Rating: 3 Stars (out of 4)

by Jeffrey M. Anderson

Buy Beyond the Mat on DVD.

I don't know the first thing about professional wrestling. I've seen bits of it on television, and I'm one of those people who simply states, "It's all fake!" and moves on to another topic. But I'm happy to report that Barry Blaustein's new documentary Beyond the Mat is a very good film that both wrestling fans and non-wrestling fans will enjoy.

Beyond the Mat isn't on for five minutes before it addresses the "fake" issue. Of course it's faked, the movie tells us. That's not the point. Wrestling is more like the lowest, most violent form of theater. And in 90 minutes, Blaustein explores as many aspects of wrestling as he can.

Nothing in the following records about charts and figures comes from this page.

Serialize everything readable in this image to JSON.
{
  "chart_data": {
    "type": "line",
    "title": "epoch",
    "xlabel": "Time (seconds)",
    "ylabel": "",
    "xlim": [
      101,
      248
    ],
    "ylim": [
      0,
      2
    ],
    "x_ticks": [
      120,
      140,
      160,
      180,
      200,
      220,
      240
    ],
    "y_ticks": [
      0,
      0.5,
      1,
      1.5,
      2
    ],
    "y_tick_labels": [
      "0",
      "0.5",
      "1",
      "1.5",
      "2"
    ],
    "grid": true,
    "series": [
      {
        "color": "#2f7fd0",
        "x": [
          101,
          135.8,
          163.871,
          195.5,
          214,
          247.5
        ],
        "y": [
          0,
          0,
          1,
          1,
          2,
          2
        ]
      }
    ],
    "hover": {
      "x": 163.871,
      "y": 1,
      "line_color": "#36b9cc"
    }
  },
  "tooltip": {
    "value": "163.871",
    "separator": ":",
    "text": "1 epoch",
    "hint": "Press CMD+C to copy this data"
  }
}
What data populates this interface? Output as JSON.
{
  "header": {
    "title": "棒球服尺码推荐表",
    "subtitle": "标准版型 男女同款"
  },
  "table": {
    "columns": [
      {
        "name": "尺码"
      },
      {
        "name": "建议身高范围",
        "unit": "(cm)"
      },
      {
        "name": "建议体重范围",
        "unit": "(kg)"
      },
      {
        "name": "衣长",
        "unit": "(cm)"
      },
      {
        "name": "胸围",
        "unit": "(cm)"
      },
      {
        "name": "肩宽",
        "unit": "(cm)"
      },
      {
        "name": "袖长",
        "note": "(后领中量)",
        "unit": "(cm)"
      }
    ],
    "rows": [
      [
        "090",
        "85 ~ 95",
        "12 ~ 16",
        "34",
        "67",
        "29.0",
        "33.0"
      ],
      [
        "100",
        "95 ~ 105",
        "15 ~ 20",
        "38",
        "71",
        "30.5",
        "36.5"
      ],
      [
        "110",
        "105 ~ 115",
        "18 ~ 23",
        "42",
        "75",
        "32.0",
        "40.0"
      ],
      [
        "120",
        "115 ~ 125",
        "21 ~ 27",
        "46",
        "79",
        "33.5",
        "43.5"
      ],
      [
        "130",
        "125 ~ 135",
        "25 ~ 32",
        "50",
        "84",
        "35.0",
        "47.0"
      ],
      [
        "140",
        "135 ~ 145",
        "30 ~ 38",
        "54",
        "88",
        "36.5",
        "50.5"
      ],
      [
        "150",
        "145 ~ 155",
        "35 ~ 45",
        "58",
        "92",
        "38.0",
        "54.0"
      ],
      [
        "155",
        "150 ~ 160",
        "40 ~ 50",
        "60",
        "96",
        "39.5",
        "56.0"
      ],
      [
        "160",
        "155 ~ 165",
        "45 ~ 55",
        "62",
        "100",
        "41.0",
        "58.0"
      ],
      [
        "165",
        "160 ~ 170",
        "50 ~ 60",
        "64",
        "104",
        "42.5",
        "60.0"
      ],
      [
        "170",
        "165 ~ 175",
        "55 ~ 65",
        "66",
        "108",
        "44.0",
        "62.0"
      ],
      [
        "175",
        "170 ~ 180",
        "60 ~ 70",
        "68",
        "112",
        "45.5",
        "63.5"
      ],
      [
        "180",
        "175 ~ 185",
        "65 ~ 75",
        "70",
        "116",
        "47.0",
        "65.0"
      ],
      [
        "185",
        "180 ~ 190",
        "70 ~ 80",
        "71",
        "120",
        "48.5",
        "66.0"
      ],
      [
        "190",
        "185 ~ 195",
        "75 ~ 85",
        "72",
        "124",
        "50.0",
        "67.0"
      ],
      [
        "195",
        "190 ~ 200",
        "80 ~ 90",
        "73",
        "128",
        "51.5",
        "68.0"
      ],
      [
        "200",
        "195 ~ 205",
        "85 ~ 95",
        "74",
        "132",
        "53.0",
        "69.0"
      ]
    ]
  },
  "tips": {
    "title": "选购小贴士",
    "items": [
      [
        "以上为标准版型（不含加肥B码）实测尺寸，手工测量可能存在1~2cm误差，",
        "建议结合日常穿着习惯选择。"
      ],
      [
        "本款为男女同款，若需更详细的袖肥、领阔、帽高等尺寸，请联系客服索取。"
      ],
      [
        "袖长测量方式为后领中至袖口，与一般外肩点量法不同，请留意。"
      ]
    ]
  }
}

Blaustein takes us into the amateur ring, a wrestling school based in Hayward. Two of these amateurs may have the right stuff for the big time. We also visit the offices of Vince McMahon, who runs the entire World Wrestling Federation empire. We touch a little upon the extra-violent ECW league. We meet five wrestlers who couldn't be more different if they were characters written on a page: Mick Foley (aka "Mankind"), Jake "the Snake" Roberts, Terry Funk, The Rock, and Chyna. We're also introduced to a new wrestler named Puke who, apparently, can regurgitate on command. But the bulk of the movie focuses on Foley, Roberts, and Funk.

I haven't spent much of my life trying to imagine what wrestlers are like in real life, but if I had, I still would have been surprised by Beyond the Mat. Roberts admits that he does drugs--that he had to in order to keep up with wrestling's demanding schedule. We visit his father with whom he has a shaky relationship at best, and then we see him with his own daughter. The cycle repeats itself. Funk is 50 years old and can't seem to make retirement stick, despite the fact that doctors tell him that his knees will not last much longer. But Foley is a loving father with a charming wife and two kids (he has the most adorable little girl this side of Hallie Kate Eisenberg). The movie's most powerful scene is when Foley gets into the ring with the Rock and gets beaten about the head with a chair. We see the Foley family on the sidelines wincing and crying at every impact. Blaustein then breaks journalistic code by showing Foley the footage. Foley has since retired from pro wrestling.

A different, funnier scene could have been written as fiction if it weren't so absurd. A black wrestler, New Jack, hits it off with Blaustein and comes to L.A. to do a screen test. The clueless casting agents immediately start talking in 20 year old, "he could be the next Denzel, or better yet, Denzel's sidekick!"

Part of the fun of the movie is that Blaustein himself considers wrestling a guilty pleasure. He truly feels guilty about it. He includes a clip from Woody Allen's great Hannah and Her Sisters (1986) with intellectual painter Max von Sydow asking Barbara Hershey, "Can you imagine the level of a mind that watches wrestling?" Before I laughed at that line. Now, I still don't think I would watch wrestling, but I will no longer scoff at those who do.

DVD Details:Beyond the Mat now comes to DVD in Blaustein's long-awaited "director's cut." It also comes with a commentary track by Blaustein and Funk, plus two featurettes starring Blaustein and the wrestlers.